Building a successful direct sales force will require:

  • Central coordination
  • Placing people strategically
  • Providing people with tools
  • Providing leads
  • Communicating back results of meetings and events including reporting non related opportunities
  • Cross training
  • Mitigating channel conflict
  • Having a few rules

As you grow, you will need to coordinate the efforts of your sales force from a central location. This central location will also be where you will generate your marketing materials and coordinate activities like attendance at trade shows, shipping trade booths, shipping samples, coordinating technical support, etc.

The second element of building an effective sales force is to locate your people strategically. There will be clusters of target accounts across the nation. People should be located in or near these areas. While these clusters may contain different market segments, it is not necessary to match sales experience with market segment causing overlap. If you try to do this at the start, you will spend more on personnel than you can afford. However, consideration should be given to existing capabilities when adding new capabilities. For example, if you were to hire a person in the Boston, MA area due to market clusters there, you may look for someone with a bio background, not a semiconductor background if you have that already.

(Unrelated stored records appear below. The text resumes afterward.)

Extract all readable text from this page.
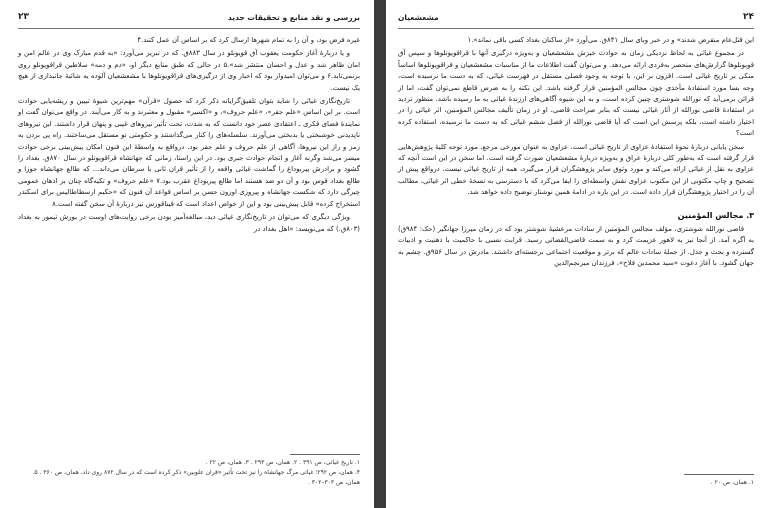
۲۳	بررسی و نقد منابع و تحقیقات جدید

غیره فرض بود، و آن را به تمام شهرها ارسال کرد که بر اساس آن عمل کنند.۴

و یا دربارهٔ آغاز حکومت یعقوب آق قویونلو در سال ۸۸۳ق. که در تبریز می‌آورد: «به قدم مبارک وی در عالم امن و امان ظاهر شد و عدل و احسان منتشر شد».۵ در حالی که طبق منابع دیگر او، «دم و دمه» سلاطین قراقویونلو روی برنمی‌تابد.۶ و می‌توان امیدوار بود که اخبار وی از درگیری‌های قراقویونلوها با مشعشعیان آلوده به شائبهٔ جانبداری از هیچ یک نیست.

تاریخ‌نگاری غیاثی را شاید بتوان تلفیق‌گرایانه ذکر کرد که حصول «قرآن» مهم‌ترین شیوهٔ تبیین و ریشه‌یابی حوادث است. بر این اساس «علم جفر»، «علم حروف»، و «اکسیر» مقبول و معتبرند و به کار می‌آیند. در واقع می‌توان گفت او نمایندهٔ فضای فکری ـ اعتقادی عصر خود دانست که به شدت، تحت تأثیر نیروهای غیبی و پنهان قرار داشتند. این نیروهای ناپدیدنی خوشبختی یا بدبختی می‌آورند. سلسله‌های را کنار می‌گذاشتند و حکومتی نو مستقل می‌ساختند. راه پی بردن به رمز و راز این نیروها، آگاهی از علم حروف و علم جفر بود. درواقع به واسطهٔ این فنون امکان پیش‌بینی برخی حوادث میسر می‌شد وگرنه آغاز و انجام حوادث جبری بود. در این راستا، زمانی که جهانشاه قراقویونلو در سال ۸۷۰ق. بغداد را گشود و برادرش پیربوداغ را گماشت غیاثی واقعه را از تأثیر قران ثانی با سرطان می‌داند... که طالع جهانشاه جوزا و طالع بغداد قوس بود و آن دو ضد هستند اما طالع پیربوداغ عقرب بود.۷ «علم حروف» و تکیه‌گاه چنان بر اذهان عمومی چیرگی دارد که شکست جهانشاه و پیروزی اوزون حسن بر اساس قواعد آن فنون که «حکیم ارسطاطالیس برای اسکندر استخراج کرده» قابل پیش‌بینی بود و این از خواص اعداد است که قیناقورس نیز دربارهٔ آن سخن گفته است.۸

ویژگی دیگری که می‌توان در تاریخ‌نگاری غیاثی دید، مبالغه‌آمیز بودن برخی روایت‌های اوست در یورش تیمور به بغداد (۸۰۳ق.) که می‌نویسد: «اهل بغداد در

۱. تاریخ غیاثی، ص ۳۹۱ . ۲. همان، ص ۲۹۳ . ۳. همان، ص ۲۲ .
۴. همان، ص ۲۹۲؛ غیاثی مرگ جهانشاه را نیز تحت تأثیر «قران علویین» ذکر کرده است که در سال ۸۷۲ روی داد، همان، ص ۳۶۰ . ۵. همان، ص ۳۰۳–۳۰۲ .
۲۴
مشعشعیان

این قتل‌عام منقرض شدند» و در خبر وبای سال ۸۴۱ق. می‌آورد «از ساکنان بغداد کسی باقی نماند».۱

در مجموع غیاثی به لحاظ نزدیکی زمان به حوادث خیزش مشعشعیان و به‌ویژه درگیری آنها با قراقویونلوها و سپس آق قویونلوها گزارش‌های منحصر به‌فردی ارائه می‌دهد. و می‌توان گفت اطلاعات ما از مناسبات مشعشعیان و قراقویونلوها اساساً متکی بر تاریخ غیاثی است. افزون بر این، با توجه به وجود فصلی مستقل در فهرست غیاثی، که به دست ما نرسیده است، وجه بسا مورد استفادهٔ مأخذی چون مجالس المؤمنین قرار گرفته باشد. این نکته را به ضرس قاطع نمی‌توان گفت، اما از قرائن برمی‌آید که نورالله شوشتری چنین کرده است، و به این شیوه آگاهی‌های ارزندهٔ غیاثی به ما رسیده باشد. منظور تردید در استفادهٔ قاضی نورالله از آثار غیاثی نیست که بنابر صراحت قاضی، او در زمان تألیف مجالس المؤمنین، اثر غیاثی را در اختیار داشته است، بلکه پرسش این است که آیا قاضی نورالله از فصل ششم غیاثی که به دست ما نرسیده، استفاده کرده است؟

سخن پایانی دربارهٔ نحوهٔ استفادهٔ عزاوی از تاریخ غیاثی است. عزاوی به عنوان مورخی مرجع، مورد توجه کلیهٔ پژوهش‌هایی قرار گرفته است که به‌طور کلی دربارهٔ عراق و به‌ویژه دربارهٔ مشعشعیان صورت گرفته است. اما سخن در این است آنچه که عزاوی به نقل از غیاثی ارائه می‌کند و مورد وثوق سایر پژوهشگران قرار می‌گیرد، همه از تاریخ غیاثی نیست. درواقع پیش از تصحیح و چاپ مکتوبی از این مکتوب عزاوی نقش واسطه‌ای را ایفا می‌کرد که با دسترسی به نسخهٔ خطی اثر غیاثی، مطالب آن را در اختیار پژوهشگران قرار داده است. در این باره در ادامهٔ همین نوشتار توضیح داده خواهد شد.

۳. مجالس المؤمنین

قاضی نورالله شوشتری، مؤلف مجالس المؤمنین از سادات مرعشیهٔ شوشتر بود که در زمان میرزا جهانگیر (حک: ۹۸۴ق) به آگره آمد. از آنجا نیز به لاهور عزیمت کرد و به سمت قاضی‌القضاتی رسید. قرابت نسبی با حاکمیت با ذهنیت و ادبیات گسترده و بحث و جدل. از جملهٔ سادات عالم که برتر و موقعیت اجتماعی برجسته‌ای داشتند. مادرش در سال ۹۵۶ق. چشم به جهان گشود. با آغاز دعوت «سید محمدبن فلاح»، فرزندان میرنجم‌الدین

۱. همان، ص ۲۰ .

The tools you will need to supply your sales force with begin with the specific market focused material that highlights the benefits of your technology and products that are important to that market. Creation of these tools needs to be dynamic. Personnel in the field (this can be home office people on road trips) must provide feedback information on sales strategies that work and strategies that do not work and suggested new strategies and or refinements to existing strategies. Common templates should be created and shared and continuously refined and improved. You will find that core material will be used over and over again.

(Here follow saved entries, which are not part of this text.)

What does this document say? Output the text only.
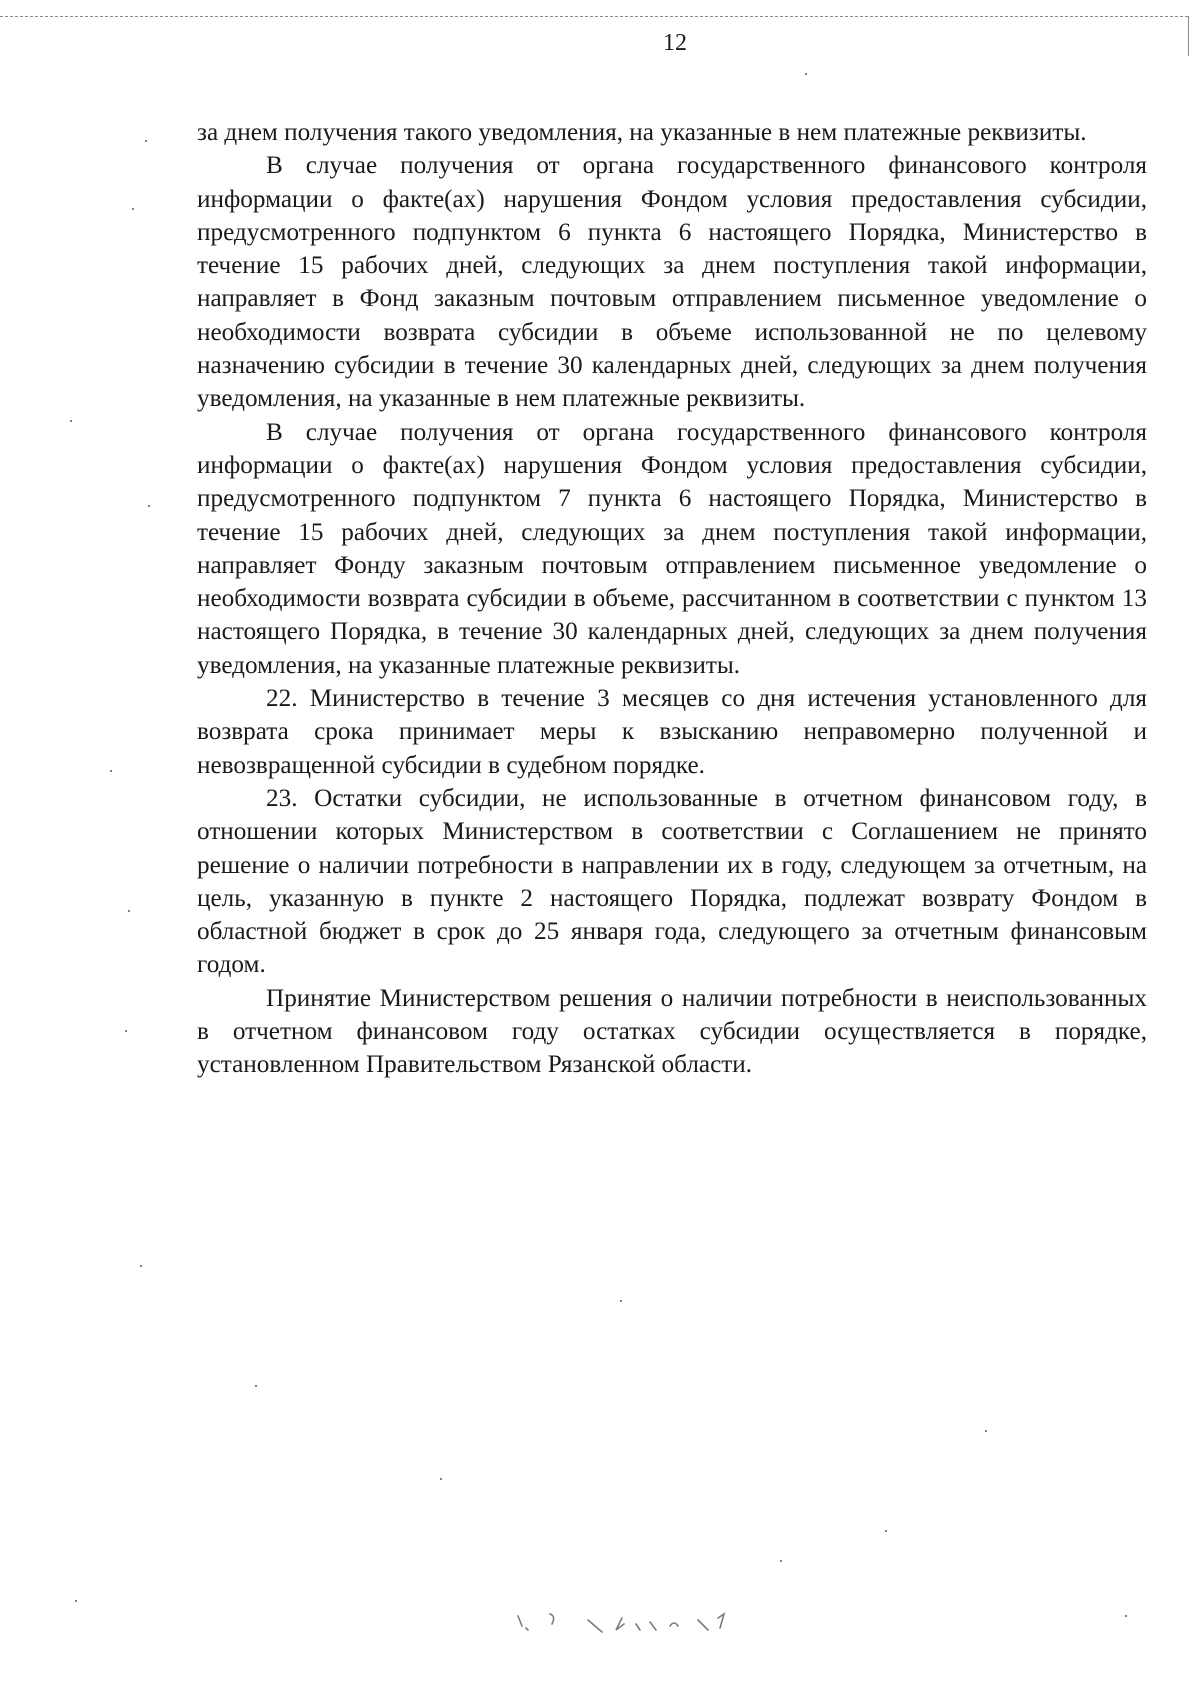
12

за днем получения такого уведомления, на указанные в нем платежные реквизиты.

В случае получения от органа государственного финансового контроля информации о факте(ах) нарушения Фондом условия предоставления субсидии, предусмотренного подпунктом 6 пункта 6 настоящего Порядка, Министерство в течение 15 рабочих дней, следующих за днем поступления такой информации, направляет в Фонд заказным почтовым отправлением письменное уведомление о необходимости возврата субсидии в объеме использованной не по целевому назначению субсидии в течение 30 календарных дней, следующих за днем получения уведомления, на указанные в нем платежные реквизиты.

В случае получения от органа государственного финансового контроля информации о факте(ах) нарушения Фондом условия предоставления субсидии, предусмотренного подпунктом 7 пункта 6 настоящего Порядка, Министерство в течение 15 рабочих дней, следующих за днем поступления такой информации, направляет Фонду заказным почтовым отправлением письменное уведомление о необходимости возврата субсидии в объеме, рассчитанном в соответствии с пунктом 13 настоящего Порядка, в течение 30 календарных дней, следующих за днем получения уведомления, на указанные платежные реквизиты.

22. Министерство в течение 3 месяцев со дня истечения установленного для возврата срока принимает меры к взысканию неправомерно полученной и невозвращенной субсидии в судебном порядке.

23. Остатки субсидии, не использованные в отчетном финансовом году, в отношении которых Министерством в соответствии с Соглашением не принято решение о наличии потребности в направлении их в году, следующем за отчетным, на цель, указанную в пункте 2 настоящего Порядка, подлежат возврату Фондом в областной бюджет в срок до 25 января года, следующего за отчетным финансовым годом.

Принятие Министерством решения о наличии потребности в неиспользованных в отчетном финансовом году остатках субсидии осуществляется в порядке, установленном Правительством Рязанской области.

Leads can come into the home office or to field sales personnel. These leads must be immediately routed to the appropriate person and followed up upon in a timely manner.  Communication and coordination are key elements in success. Opportunities will evaporate or other solutions will be employed if there is not an immediate response to an inquiry. I cannot stress this point strongly enough. Businesses are trying to make money and often have critical time constraints.

Communicating results of meetings and non related opportunities is another key to success. A sales force must be trained to share data and vet opportunities with others. They must also be willing to hand over leads to others who might be more effective in closing a sale. Others include other direct sales personnel and other channel partners. When you add sales personnel in the future, screen out people who hoard information.

Sales personnel will tend to have experience that makes them more comfortable with specific market segments. You should strive to cross train your personnel in how to sell to various market segments. Initial failure should be accepted as long as people can learn from their mistakes and can expand their knowledge base to become effective selling into new markets. It does not take long (6-9 months) to become an expert in a market.

Channel conflict will occur. You will have distributors who will want to deal with clients that you have started to deal with on a direct basis. You will have distribution customers who grow and then want to deal with you directly. You must develop policy and communicate this policy to those involved. Channel conflict is a normal occurrence. Get used to dealing with it. Common sense solutions are always the best.

You will need some basic rules on setting price, lead times, special orders, credit, signing contracts and the like. You should also develop rules on spending. Travel costs can be prohibitive; trade shows are very expensive with space rental, booths, show material and people. Advance planning saves money. At the beginning in a small company, no one likes rules, or you all know what the rules are without having to formalize them. Formalize them. Thank me later.